Pour peu que le voyageur s’arrête quelques instants dans cette grande rue de Verrières, qui va en montant depuis la rive du Doubs jusque vers le sommet de la colline, il y cent à parier contre un qu’il verra paraître un grand homme à l’air affairé et important.

À son aspect tous les chapeaux se lèvent rapidement. Ses cheveux sont grisonnants, et il est vêtu de gris. Il est chevalier de plusieurs ordres, il a un grand front, un nez aquilin, et au total sa figure ne manque pas d’une certaine régularité : on trouve même, au premier aspect, qu’elle réunit à la dignité du maire de village cette sorte d’agrément qui peut encore se rencontrer avec quarante-huit ou cinquante ans. Mais bientôt le voyageur parisien est choqué d’un certain air de contentement de soi et de suffisance mêlé à je ne sais quoi de borné et de peu inventif. On sent enfin que le talent de cet homme-là se borne à se faire payer bien exactement ce qu’on lui doit, et à payer lui-même le plus tard possible quand il doit.

Tel est le maire de Verrières, M. de Rênal. Après avoir traversé la rue d’un pas grave, il entre à la mairie et disparaît aux yeux du voyageur. Mais, cent pas plus haut, si celui-ci continue sa promenade, il aperçoit une maison d’assez belle apparence, et, à travers une grille de fer attenante à la maison, des jardins magnifiques. Au delà c’est une ligne d’horizon formée par les collines de la Bourgogne, et qui semble faite à souhait pour le plaisir des yeux. Cette vue fait oublier au voyageur l’atmosphère empestée des petits intérêts d’argent dont il commence à être asphyxié.

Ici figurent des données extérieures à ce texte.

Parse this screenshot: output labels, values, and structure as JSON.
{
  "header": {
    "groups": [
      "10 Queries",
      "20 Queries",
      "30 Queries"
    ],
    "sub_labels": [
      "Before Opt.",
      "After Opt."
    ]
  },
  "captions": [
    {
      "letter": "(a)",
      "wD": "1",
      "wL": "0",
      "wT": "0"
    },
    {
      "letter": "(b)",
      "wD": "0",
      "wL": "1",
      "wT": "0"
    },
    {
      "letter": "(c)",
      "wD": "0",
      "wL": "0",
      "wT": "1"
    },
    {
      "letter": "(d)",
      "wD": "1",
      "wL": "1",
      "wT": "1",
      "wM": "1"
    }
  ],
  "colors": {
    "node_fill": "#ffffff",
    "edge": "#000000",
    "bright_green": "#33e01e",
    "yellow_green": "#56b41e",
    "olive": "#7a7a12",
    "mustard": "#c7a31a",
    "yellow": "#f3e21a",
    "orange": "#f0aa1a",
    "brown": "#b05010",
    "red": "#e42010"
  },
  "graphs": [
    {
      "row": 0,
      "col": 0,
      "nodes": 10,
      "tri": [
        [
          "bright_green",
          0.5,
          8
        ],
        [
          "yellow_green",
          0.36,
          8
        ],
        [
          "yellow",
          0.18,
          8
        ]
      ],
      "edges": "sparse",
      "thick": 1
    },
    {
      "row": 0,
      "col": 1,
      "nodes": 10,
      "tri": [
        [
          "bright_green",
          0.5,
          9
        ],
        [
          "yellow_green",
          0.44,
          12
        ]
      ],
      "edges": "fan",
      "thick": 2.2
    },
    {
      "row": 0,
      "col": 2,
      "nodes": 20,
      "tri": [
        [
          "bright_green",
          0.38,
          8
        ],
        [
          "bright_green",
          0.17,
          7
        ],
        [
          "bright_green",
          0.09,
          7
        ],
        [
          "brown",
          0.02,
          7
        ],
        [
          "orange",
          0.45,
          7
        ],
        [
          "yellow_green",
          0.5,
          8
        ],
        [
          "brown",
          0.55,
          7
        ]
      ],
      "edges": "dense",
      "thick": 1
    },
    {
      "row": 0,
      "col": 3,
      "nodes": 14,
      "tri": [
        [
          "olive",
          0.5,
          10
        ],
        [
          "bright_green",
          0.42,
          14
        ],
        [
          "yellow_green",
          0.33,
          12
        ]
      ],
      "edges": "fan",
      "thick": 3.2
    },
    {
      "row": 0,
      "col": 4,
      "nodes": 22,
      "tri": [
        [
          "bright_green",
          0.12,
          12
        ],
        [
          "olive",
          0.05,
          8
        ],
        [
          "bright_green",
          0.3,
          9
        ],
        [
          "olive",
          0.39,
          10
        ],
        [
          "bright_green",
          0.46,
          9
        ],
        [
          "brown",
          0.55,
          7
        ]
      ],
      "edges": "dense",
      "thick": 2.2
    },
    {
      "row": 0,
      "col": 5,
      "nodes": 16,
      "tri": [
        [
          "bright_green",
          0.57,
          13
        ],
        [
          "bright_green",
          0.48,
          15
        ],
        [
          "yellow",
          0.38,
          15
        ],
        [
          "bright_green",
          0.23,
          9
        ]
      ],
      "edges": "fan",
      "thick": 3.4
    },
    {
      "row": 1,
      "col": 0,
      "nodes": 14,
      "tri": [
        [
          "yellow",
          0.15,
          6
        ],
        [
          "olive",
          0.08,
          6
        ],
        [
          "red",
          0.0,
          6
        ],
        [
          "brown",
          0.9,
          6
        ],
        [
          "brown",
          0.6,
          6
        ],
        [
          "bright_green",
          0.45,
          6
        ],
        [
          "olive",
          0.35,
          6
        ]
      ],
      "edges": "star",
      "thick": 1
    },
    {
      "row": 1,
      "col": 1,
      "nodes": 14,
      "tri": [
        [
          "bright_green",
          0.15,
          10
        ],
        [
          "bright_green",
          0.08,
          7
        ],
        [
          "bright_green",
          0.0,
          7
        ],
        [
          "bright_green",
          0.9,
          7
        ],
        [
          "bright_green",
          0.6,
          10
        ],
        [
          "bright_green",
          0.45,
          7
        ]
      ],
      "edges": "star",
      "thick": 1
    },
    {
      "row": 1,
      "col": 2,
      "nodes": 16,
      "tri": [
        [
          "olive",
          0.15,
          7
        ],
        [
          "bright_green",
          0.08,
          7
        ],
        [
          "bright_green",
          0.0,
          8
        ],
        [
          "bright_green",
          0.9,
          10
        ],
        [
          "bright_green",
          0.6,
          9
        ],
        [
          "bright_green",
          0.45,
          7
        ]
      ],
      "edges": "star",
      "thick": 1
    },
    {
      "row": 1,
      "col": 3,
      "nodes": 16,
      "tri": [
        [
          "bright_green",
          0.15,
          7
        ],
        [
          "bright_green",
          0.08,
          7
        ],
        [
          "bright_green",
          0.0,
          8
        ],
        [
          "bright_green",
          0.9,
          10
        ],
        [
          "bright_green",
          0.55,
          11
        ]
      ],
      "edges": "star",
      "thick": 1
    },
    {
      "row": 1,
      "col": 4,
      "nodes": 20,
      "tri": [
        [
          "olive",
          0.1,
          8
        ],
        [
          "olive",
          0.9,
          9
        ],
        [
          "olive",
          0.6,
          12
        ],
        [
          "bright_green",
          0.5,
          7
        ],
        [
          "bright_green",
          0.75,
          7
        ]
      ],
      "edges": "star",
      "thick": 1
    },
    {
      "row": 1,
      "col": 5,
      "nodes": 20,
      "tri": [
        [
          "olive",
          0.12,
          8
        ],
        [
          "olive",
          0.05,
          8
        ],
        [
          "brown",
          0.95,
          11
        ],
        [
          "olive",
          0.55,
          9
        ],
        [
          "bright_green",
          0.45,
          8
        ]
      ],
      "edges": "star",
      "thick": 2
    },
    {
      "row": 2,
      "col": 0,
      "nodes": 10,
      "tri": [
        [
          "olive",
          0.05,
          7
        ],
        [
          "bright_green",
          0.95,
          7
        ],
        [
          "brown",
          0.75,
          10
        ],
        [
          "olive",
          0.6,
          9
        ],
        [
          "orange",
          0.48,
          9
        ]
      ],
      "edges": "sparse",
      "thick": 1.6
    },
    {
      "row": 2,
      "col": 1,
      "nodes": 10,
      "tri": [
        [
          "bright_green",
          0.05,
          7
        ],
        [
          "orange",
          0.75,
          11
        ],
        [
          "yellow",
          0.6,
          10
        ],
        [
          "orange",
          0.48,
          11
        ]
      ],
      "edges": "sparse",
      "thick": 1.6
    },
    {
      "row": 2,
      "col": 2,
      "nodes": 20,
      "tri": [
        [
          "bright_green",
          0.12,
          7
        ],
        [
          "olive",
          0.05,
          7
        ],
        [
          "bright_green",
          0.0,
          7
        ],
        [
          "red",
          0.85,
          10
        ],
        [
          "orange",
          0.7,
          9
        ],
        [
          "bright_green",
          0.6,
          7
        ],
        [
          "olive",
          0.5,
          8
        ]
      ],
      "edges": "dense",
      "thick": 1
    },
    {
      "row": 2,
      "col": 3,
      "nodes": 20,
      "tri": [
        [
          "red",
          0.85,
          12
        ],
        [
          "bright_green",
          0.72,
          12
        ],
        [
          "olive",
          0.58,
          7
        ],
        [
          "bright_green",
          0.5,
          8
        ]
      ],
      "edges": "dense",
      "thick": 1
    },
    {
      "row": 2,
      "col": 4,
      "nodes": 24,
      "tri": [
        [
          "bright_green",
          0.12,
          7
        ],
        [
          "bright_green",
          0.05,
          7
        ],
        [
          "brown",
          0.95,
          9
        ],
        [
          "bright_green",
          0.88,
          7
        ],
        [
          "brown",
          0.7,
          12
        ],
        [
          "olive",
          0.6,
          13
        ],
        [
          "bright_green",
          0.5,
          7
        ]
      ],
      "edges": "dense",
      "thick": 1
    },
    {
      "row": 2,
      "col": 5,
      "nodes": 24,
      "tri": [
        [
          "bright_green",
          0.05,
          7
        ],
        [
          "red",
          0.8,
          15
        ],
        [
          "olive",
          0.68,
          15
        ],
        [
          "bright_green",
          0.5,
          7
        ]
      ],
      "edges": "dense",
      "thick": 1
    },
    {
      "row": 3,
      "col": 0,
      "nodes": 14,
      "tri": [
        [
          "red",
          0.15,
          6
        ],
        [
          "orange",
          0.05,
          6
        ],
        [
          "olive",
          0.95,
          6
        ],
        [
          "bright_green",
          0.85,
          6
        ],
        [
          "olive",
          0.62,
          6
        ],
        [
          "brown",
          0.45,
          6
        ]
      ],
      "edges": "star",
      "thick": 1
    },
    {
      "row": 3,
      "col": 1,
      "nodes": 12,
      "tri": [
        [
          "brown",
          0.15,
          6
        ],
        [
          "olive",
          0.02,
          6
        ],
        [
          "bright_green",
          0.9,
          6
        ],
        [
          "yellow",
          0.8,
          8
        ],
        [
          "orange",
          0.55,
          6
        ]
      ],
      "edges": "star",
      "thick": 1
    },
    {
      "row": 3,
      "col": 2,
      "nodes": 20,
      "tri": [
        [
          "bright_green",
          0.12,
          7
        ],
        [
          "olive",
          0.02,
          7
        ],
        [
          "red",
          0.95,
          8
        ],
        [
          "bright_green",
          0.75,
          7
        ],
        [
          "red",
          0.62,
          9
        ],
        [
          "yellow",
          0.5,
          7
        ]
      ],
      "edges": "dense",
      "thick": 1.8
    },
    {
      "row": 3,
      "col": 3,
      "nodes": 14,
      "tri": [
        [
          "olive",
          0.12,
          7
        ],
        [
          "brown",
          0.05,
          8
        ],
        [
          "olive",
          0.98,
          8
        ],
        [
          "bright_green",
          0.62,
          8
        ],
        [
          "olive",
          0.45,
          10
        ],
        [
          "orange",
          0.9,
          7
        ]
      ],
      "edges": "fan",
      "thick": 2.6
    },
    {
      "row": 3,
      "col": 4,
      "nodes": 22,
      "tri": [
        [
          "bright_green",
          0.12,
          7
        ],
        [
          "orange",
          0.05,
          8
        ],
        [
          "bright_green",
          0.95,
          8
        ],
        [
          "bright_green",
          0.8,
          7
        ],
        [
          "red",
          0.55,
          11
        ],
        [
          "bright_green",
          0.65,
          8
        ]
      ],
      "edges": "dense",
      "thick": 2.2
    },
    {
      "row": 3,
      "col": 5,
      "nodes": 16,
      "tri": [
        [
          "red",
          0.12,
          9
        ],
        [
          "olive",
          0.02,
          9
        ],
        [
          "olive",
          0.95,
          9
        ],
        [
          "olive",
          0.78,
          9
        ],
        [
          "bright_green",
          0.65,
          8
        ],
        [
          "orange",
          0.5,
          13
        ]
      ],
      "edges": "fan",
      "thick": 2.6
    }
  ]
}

On lui apprend que cette maison appartient à M. de Rênal. C’est aux bénéfices qu’il a faits sur sa grande fabrique de clous que le maire de Verrières doit cette belle habitation en pierres de taille qu’il achève en ce moment. Sa famille, dit-on, est espagnole, antique, et, à ce qu’on prétend, établie dans le pays bien avant la conquête de Louis XIV.

Depuis 1815 il rougit d’être industriel : 1815 l’a fait maire de Verrières. Les murs en terrasse qui soutiennent les diverses parties de ce magnifique jardin qui, d’étage en étage, descend jusqu’au Doubs, sont aussi la récompense de la science de M. de Rênal dans le commerce du fer.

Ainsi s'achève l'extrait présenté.